Financial Planning

Risk Management and Insurance


Every one of us faces a host of risks every day. Driving a car, eating in a restaurant, crossing a busy street, owning property, and sometimes just breathing constitute acts of faith that can carry significant risk. When adverse events might cause losses that can be quantified in dollars, we can anticipate them and manage them to mitigate the consequences. A clumsy visitor trips on the rug in your front hall, falls, and considers retiring on the proceeds of this misadventure. Or, you fall down stairs and are unable to work for a year. Avoid sleepless nights and evade these and other potential pitfalls by managing your risks.

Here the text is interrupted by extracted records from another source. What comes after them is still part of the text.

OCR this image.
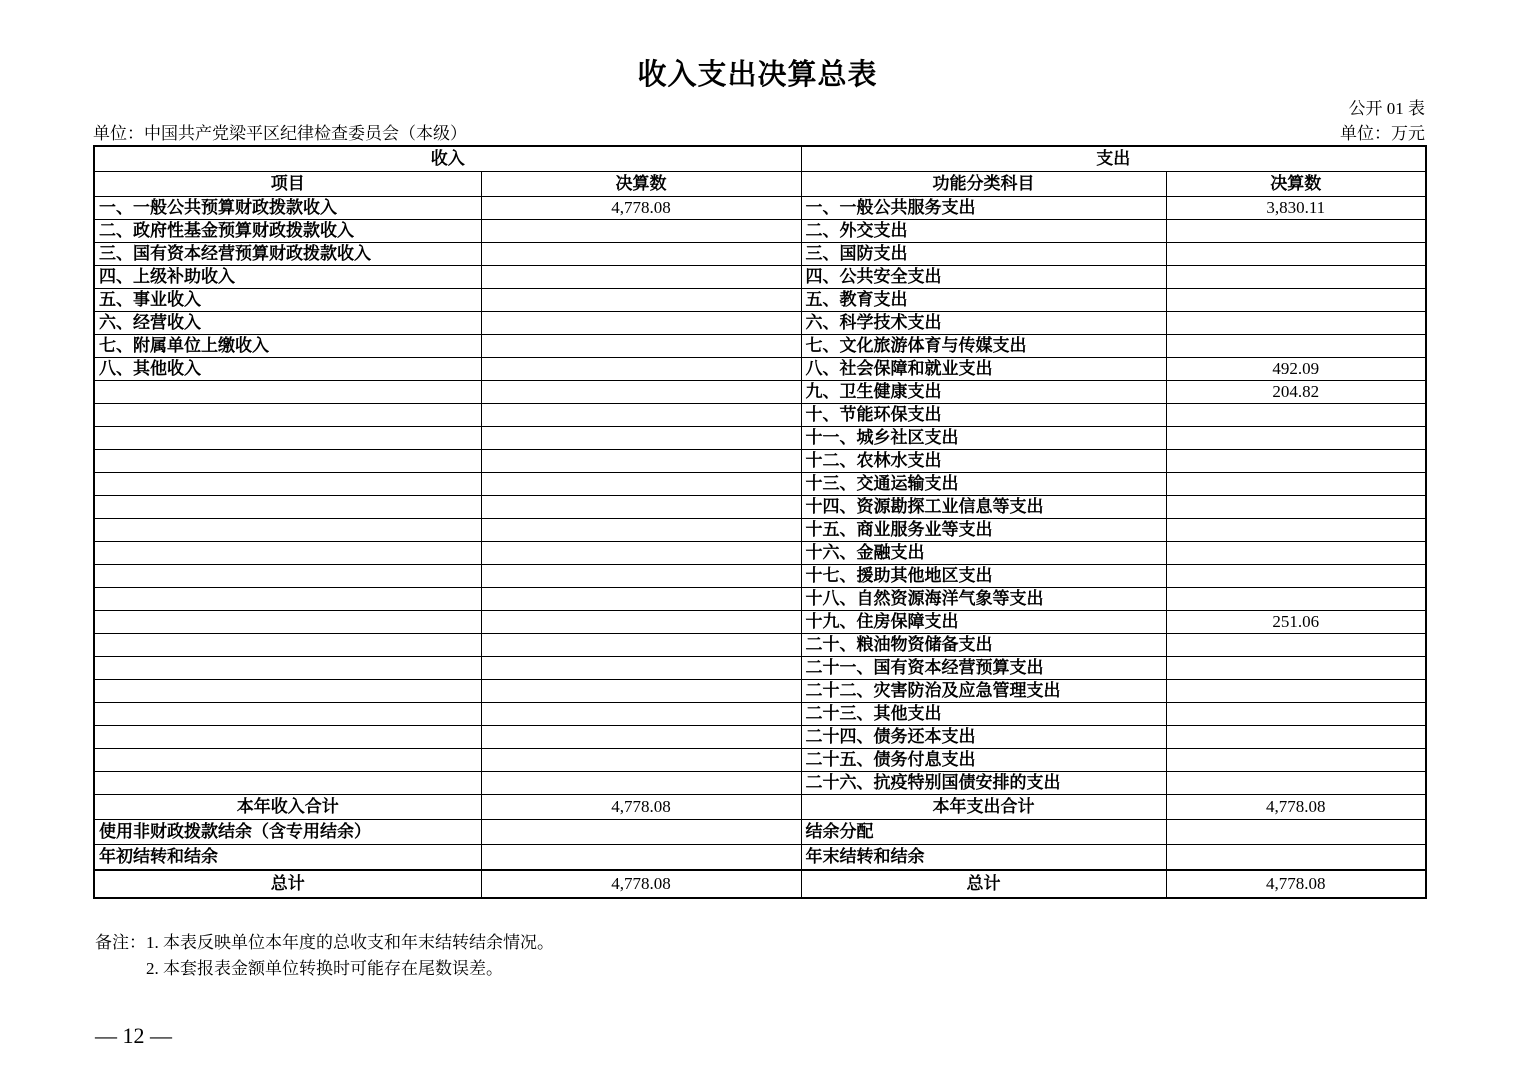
收入支出决算总表
公开 01 表
单位：中国共产党梁平区纪律检查委员会（本级）	单位：万元
收入		支出	
项目	决算数	功能分类科目	决算数
一、一般公共预算财政拨款收入	4,778.08	一、一般公共服务支出	3,830.11
二、政府性基金预算财政拨款收入		二、外交支出	
三、国有资本经营预算财政拨款收入		三、国防支出	
四、上级补助收入		四、公共安全支出	
五、事业收入		五、教育支出	
六、经营收入		六、科学技术支出	
七、附属单位上缴收入		七、文化旅游体育与传媒支出	
八、其他收入		八、社会保障和就业支出	492.09
		九、卫生健康支出	204.82
		十、节能环保支出	
		十一、城乡社区支出	
		十二、农林水支出	
		十三、交通运输支出	
		十四、资源勘探工业信息等支出	
		十五、商业服务业等支出	
		十六、金融支出	
		十七、援助其他地区支出	
		十八、自然资源海洋气象等支出	
		十九、住房保障支出	251.06
		二十、粮油物资储备支出	
		二十一、国有资本经营预算支出	
		二十二、灾害防治及应急管理支出	
		二十三、其他支出	
		二十四、债务还本支出	
		二十五、债务付息支出	
		二十六、抗疫特别国债安排的支出	
本年收入合计	4,778.08	本年支出合计	4,778.08
使用非财政拨款结余（含专用结余）		结余分配	
年初结转和结余		年末结转和结余	
总计	4,778.08	总计	4,778.08
备注： 1. 本表反映单位本年度的总收支和年末结转结余情况。
2. 本套报表金额单位转换时可能存在尾数误差。
— 12 —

Managing risk can be done in several ways. Once you’ve identified a risk, you can elect to:


Prevent it -- by, for example, practicing good fire safety
Avoid it -- by, for example, hiring a professional to trim your tree
Spread it -- by, for example, backing up your computer files and keeping the copy at a separate location
Retain it -- by assuming that certain losses are just unavoidable costs to be absorbed
Transfer it -- by sharing the risk with an insurance company


In most cases, risks that you can’t readily handle or predict are best transferred to a reliable insurance carrier rather than retained by you. You’re no doubt already familiar with the typical personal and/or commercial lines of insurance such as homeowner, auto, life, disability, health and business owner’s coverage. These lines can protect you from varying degrees of risk depending on the likelihood or probability of an adverse occurrence.